Remembering dreams can be likened to fishing. The fisherman stands by the side of the water with the faith that there are fish out there even though he can’t see them.  By patience, diligence, sensitivity, and intuition he may catch a fish and bring it up from the depths of the water.  Dreams, like fish, may be caught by us and lifted up from the depths of the unconscious into the light of awareness.  The difference is that  the fish of the unconscious, those living contents that emerge in our dreams, often act as though they want to be caught.  They attach themselves to our line, so to speak, and seek the light of day. However, we must take the trouble to put the line out and bait it with our expectancy. (p. 13)

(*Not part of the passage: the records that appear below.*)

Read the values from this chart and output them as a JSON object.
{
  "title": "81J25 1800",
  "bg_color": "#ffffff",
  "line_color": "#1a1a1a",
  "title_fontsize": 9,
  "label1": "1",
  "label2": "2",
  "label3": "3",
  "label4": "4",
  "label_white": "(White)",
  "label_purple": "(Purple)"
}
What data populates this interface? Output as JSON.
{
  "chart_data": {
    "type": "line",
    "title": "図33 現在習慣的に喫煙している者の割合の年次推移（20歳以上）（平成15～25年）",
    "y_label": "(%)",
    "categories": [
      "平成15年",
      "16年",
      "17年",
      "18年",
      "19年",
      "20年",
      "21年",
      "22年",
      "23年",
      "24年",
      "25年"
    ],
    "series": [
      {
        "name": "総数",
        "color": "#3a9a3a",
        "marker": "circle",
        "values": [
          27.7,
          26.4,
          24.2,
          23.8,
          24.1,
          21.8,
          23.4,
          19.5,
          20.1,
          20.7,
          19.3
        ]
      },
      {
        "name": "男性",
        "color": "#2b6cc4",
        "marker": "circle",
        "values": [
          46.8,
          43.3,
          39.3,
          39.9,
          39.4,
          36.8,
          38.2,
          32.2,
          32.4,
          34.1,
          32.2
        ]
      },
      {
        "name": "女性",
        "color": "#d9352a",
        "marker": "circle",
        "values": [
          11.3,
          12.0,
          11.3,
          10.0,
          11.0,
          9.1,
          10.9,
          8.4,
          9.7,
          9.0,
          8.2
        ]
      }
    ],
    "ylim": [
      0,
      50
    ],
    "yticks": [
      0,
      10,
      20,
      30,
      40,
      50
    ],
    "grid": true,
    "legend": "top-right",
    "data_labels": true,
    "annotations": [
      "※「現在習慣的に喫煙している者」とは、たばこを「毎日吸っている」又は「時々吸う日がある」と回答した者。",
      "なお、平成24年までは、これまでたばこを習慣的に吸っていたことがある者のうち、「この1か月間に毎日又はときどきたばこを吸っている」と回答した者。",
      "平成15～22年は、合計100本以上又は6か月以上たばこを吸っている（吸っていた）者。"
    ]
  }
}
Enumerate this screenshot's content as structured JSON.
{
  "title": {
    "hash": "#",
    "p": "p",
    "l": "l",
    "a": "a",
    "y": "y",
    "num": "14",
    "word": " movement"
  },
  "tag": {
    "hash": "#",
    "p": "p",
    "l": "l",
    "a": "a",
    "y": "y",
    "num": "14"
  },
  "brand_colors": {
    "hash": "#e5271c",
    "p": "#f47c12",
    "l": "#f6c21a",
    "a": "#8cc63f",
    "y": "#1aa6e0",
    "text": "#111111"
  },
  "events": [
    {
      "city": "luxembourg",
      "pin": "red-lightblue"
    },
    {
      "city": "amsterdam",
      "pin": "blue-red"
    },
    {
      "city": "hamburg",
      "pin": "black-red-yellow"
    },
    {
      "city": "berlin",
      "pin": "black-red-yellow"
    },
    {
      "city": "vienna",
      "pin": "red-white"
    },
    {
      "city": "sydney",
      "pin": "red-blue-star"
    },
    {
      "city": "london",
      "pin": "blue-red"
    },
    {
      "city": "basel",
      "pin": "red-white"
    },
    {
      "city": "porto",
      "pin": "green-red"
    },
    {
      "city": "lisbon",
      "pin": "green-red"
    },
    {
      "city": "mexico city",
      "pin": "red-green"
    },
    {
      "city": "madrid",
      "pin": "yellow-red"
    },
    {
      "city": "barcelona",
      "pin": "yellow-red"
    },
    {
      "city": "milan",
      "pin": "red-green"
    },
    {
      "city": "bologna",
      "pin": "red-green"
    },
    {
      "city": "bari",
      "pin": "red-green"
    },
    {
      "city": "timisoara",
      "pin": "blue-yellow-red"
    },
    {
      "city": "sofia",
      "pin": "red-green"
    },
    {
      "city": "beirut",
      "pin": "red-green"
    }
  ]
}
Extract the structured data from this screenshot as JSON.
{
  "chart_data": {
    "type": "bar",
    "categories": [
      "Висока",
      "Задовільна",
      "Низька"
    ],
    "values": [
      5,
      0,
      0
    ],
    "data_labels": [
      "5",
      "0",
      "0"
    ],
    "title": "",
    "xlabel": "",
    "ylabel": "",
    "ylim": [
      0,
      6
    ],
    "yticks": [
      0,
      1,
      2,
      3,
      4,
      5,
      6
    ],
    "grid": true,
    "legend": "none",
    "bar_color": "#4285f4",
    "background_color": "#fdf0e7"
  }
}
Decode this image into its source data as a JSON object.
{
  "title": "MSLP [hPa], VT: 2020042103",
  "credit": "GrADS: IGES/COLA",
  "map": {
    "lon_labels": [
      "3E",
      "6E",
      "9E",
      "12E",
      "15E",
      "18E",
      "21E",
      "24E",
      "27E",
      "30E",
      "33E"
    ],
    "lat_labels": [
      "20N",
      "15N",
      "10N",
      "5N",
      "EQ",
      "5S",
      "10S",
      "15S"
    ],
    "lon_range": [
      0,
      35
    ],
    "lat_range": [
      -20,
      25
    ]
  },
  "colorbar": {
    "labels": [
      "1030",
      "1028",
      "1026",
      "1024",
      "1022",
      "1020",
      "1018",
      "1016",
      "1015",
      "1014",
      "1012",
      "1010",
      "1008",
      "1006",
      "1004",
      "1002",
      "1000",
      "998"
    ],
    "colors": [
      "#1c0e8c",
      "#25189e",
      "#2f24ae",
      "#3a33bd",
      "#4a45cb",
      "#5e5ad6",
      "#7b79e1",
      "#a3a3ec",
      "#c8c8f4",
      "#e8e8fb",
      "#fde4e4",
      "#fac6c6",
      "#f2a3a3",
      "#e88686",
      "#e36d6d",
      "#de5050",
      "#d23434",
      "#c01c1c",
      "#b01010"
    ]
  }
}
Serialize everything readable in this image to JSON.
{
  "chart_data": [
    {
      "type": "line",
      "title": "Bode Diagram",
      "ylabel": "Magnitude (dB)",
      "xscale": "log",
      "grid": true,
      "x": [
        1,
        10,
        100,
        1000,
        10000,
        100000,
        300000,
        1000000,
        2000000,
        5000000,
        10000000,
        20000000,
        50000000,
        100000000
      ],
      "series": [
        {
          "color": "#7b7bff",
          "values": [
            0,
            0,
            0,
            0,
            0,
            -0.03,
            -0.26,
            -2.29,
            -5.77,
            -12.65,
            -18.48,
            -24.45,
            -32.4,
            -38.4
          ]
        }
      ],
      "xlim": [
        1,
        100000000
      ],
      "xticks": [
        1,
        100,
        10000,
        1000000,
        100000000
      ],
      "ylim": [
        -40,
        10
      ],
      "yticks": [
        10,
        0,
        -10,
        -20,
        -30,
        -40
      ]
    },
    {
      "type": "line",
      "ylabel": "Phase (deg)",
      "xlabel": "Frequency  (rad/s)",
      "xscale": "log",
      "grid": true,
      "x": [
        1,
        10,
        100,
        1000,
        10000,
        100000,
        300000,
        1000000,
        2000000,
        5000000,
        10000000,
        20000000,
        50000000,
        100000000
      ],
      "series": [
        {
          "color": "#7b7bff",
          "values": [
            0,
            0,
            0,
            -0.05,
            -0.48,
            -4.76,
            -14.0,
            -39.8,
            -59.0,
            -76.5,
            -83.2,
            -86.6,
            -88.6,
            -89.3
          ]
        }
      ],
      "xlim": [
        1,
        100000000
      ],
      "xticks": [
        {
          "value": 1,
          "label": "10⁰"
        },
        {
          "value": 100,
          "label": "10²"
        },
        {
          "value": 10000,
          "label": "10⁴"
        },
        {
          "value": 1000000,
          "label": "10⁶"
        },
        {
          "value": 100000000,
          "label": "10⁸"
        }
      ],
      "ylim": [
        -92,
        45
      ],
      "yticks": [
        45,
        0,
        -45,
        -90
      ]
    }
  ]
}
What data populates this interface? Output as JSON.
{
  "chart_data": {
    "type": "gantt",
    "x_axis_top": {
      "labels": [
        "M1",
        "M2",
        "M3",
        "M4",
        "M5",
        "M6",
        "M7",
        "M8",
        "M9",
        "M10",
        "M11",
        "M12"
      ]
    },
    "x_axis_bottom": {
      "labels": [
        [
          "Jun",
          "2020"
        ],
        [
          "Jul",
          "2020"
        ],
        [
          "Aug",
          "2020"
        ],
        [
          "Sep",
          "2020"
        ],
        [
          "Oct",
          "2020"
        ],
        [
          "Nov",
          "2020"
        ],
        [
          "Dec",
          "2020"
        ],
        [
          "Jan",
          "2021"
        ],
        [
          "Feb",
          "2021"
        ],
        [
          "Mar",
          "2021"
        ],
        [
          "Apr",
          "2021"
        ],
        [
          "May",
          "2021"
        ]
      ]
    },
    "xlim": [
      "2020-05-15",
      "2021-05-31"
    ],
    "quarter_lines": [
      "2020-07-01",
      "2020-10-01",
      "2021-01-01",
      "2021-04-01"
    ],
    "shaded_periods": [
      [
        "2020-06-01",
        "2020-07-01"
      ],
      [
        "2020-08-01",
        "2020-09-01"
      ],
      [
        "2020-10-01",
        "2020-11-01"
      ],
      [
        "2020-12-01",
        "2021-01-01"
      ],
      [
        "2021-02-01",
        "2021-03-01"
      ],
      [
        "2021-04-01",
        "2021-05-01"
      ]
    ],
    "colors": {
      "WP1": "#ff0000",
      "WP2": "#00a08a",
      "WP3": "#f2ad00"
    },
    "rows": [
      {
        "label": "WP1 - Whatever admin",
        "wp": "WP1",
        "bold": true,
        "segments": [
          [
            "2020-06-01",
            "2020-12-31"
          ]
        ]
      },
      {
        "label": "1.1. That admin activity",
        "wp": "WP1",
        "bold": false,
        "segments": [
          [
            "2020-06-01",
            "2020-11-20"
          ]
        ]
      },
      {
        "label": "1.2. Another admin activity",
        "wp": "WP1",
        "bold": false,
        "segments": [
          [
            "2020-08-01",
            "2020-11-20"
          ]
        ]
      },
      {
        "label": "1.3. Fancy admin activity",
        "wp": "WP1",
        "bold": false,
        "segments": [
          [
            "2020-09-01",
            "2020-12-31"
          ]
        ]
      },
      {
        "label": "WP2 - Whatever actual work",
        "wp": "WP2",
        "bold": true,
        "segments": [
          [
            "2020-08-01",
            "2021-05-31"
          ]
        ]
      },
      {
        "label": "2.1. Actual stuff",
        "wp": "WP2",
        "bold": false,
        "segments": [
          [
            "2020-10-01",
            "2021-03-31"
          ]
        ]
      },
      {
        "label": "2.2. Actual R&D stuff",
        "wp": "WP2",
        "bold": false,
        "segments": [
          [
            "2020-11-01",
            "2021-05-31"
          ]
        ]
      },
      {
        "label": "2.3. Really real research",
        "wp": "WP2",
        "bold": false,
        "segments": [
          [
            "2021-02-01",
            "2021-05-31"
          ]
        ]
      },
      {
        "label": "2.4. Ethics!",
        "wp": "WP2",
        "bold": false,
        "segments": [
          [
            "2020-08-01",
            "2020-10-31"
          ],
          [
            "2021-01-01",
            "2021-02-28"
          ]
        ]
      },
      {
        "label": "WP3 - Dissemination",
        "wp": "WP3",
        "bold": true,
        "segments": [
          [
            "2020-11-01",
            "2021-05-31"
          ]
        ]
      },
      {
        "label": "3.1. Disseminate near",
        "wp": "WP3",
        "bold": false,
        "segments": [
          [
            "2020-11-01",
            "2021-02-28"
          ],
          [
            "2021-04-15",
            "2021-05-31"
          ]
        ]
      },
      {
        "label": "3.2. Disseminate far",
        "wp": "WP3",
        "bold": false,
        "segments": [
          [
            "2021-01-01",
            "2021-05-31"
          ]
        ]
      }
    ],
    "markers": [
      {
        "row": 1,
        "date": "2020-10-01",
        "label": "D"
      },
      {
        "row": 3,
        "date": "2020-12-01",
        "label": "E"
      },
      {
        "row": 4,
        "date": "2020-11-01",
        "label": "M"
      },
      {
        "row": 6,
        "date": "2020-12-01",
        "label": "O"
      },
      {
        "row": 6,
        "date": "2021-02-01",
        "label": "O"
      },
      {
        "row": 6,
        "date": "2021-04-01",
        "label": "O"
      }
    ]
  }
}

Learning to be open to receiving our dreams, the “fish” of the unconscious, we can learn from the Great Egret.  And as Sanford said, patience, diligence, sensitivity, and intuition can serve us well in our nightly forays into the world of the spirit. If you are patient enough to wait for your dreams to reveal their messages to you for your life’s journey, perhaps, like this egret, your patience will be rewarded and you will hear the fish speak.




Caspari, E. C. (2003). Animal Life in Nature, Myth and Dreams.Wilmette, Illinois: Chiron Publication.

Sanford, J. A.  (1978).  Dreams and Healing: A Succinct and Lively Interpretation of Dreams. New Jersey: Paulist Press.